Table 4 Summary of EuroFlow educational symposia and workshops

Which EuroFlow activities are still ongoing?

The current activities of the EuroFlow Consortium concern:

  1. 1)

    Building the reference databases and templates for the whole set of EuroFlow antibody panels to be linked to the software tools (Infinicyt software) that are already available.

  2. 2)

    Design of innovative strategies for the detection of minimal residual disease (MRD) during and after therapy in patients that have reached complete remission according to conventional criteria. The new strategies search for disease-oriented single-tube combinations instead of patient-specific multicolor antibody panels. This new MRD strategy takes advantage of all new data analysis software tools and reference databases collected previously.

  3. 3)

    Because of the successful innovation and standardization in the hemato–oncology field, the EuroFlow Consortium has now decided to extend its activities to flow cytometric diagnosis for other diseases such as primary immunodeficiencies. In this context, more detailed studies on normal lymphocyte subsets are being performed. These studies show that more than eight colors might be needed to fully unravel all relevant B- and T-cell subsets and their memory and effector pathways.

CONCLUSION: EuroFlow tools for companion diagnostics in personalized medicine

In the current era of personalized medicine, many different new treatment options are being evaluated to further improve treatment outcome while increasing quality of life, such as treatment with antibodies and small (blocking) molecules. The implementation and evaluation of such new treatment modalities requires accurate diagnosis and classification of the disease and careful monitoring of treatment effectiveness. Consequently, the applied diagnostics should be optimally suited for the management of the involved patients. Such companion diagnostics is currently particularly needed for patients with a hematological malignancy, because the field of hemato–oncology is ahead of the other fields in medicine.

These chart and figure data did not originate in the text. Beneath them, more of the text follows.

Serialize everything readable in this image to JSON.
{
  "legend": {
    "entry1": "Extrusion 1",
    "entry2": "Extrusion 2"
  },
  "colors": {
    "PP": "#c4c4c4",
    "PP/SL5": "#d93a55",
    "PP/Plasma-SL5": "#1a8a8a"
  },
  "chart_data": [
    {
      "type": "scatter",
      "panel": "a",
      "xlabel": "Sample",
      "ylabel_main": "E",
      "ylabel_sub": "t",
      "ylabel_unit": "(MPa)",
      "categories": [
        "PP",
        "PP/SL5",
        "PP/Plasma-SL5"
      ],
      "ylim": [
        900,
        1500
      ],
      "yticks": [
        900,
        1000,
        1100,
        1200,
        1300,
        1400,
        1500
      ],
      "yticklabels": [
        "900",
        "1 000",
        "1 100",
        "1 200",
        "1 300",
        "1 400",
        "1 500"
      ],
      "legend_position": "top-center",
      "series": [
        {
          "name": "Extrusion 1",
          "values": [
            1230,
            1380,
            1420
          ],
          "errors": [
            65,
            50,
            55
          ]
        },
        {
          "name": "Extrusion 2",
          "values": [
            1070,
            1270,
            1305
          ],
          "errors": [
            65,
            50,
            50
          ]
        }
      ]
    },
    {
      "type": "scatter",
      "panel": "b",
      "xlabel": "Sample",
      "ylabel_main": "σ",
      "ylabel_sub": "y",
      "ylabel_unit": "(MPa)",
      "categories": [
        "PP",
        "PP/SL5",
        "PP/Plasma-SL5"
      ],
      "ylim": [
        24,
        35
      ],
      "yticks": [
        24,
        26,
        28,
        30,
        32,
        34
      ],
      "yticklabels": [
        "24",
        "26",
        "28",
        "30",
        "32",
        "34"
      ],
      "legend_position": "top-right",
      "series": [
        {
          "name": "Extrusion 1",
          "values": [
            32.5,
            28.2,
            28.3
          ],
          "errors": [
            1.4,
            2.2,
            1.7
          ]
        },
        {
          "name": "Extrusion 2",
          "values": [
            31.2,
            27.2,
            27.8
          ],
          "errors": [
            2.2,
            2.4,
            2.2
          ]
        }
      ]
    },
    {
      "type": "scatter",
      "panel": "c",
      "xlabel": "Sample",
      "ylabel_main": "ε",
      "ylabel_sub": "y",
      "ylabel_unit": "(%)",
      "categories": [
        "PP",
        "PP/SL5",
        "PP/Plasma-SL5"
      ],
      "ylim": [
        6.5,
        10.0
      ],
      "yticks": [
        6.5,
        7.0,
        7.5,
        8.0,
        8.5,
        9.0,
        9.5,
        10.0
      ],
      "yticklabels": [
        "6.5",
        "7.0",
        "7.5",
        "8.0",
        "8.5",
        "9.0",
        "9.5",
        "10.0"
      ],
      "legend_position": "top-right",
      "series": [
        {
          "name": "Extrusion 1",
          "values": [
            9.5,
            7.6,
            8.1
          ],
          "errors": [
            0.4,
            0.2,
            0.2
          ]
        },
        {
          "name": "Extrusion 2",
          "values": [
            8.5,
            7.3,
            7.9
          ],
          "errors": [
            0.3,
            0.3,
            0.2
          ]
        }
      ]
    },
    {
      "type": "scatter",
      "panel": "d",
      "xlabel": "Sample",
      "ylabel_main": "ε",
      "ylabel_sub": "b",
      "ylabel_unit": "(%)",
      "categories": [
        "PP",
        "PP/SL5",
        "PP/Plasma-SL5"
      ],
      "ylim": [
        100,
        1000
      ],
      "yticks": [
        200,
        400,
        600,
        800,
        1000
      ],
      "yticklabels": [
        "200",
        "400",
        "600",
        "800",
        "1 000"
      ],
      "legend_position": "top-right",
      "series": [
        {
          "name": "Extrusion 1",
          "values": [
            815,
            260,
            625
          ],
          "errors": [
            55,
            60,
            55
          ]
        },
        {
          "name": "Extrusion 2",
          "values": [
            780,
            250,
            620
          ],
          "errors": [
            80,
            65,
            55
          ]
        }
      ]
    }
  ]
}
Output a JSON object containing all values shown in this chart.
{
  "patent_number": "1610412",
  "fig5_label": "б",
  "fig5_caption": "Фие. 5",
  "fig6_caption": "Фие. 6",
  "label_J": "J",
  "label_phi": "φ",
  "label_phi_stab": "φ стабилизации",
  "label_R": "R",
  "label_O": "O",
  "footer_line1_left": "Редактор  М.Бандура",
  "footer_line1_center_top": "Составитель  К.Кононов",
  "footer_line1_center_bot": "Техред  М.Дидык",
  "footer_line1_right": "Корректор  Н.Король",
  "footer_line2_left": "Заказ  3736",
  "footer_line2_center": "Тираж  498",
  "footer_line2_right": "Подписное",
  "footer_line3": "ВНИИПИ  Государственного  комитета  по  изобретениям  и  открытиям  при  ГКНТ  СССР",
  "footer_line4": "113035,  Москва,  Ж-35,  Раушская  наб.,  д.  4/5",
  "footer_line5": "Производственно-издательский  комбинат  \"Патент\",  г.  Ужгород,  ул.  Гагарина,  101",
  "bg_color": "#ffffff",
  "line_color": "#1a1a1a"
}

The EuroFlow antibody panels and technical protocols have been developed for application as companion diagnostics for (inter)national clinical treatment protocols, where standardization and reproducibility are of utmost importance. In this way, the EuroFlow achievements can contribute to advanced comparability of innovative clinical treatment protocols and thereby to further improvement of diagnostic and therapeutic patient care.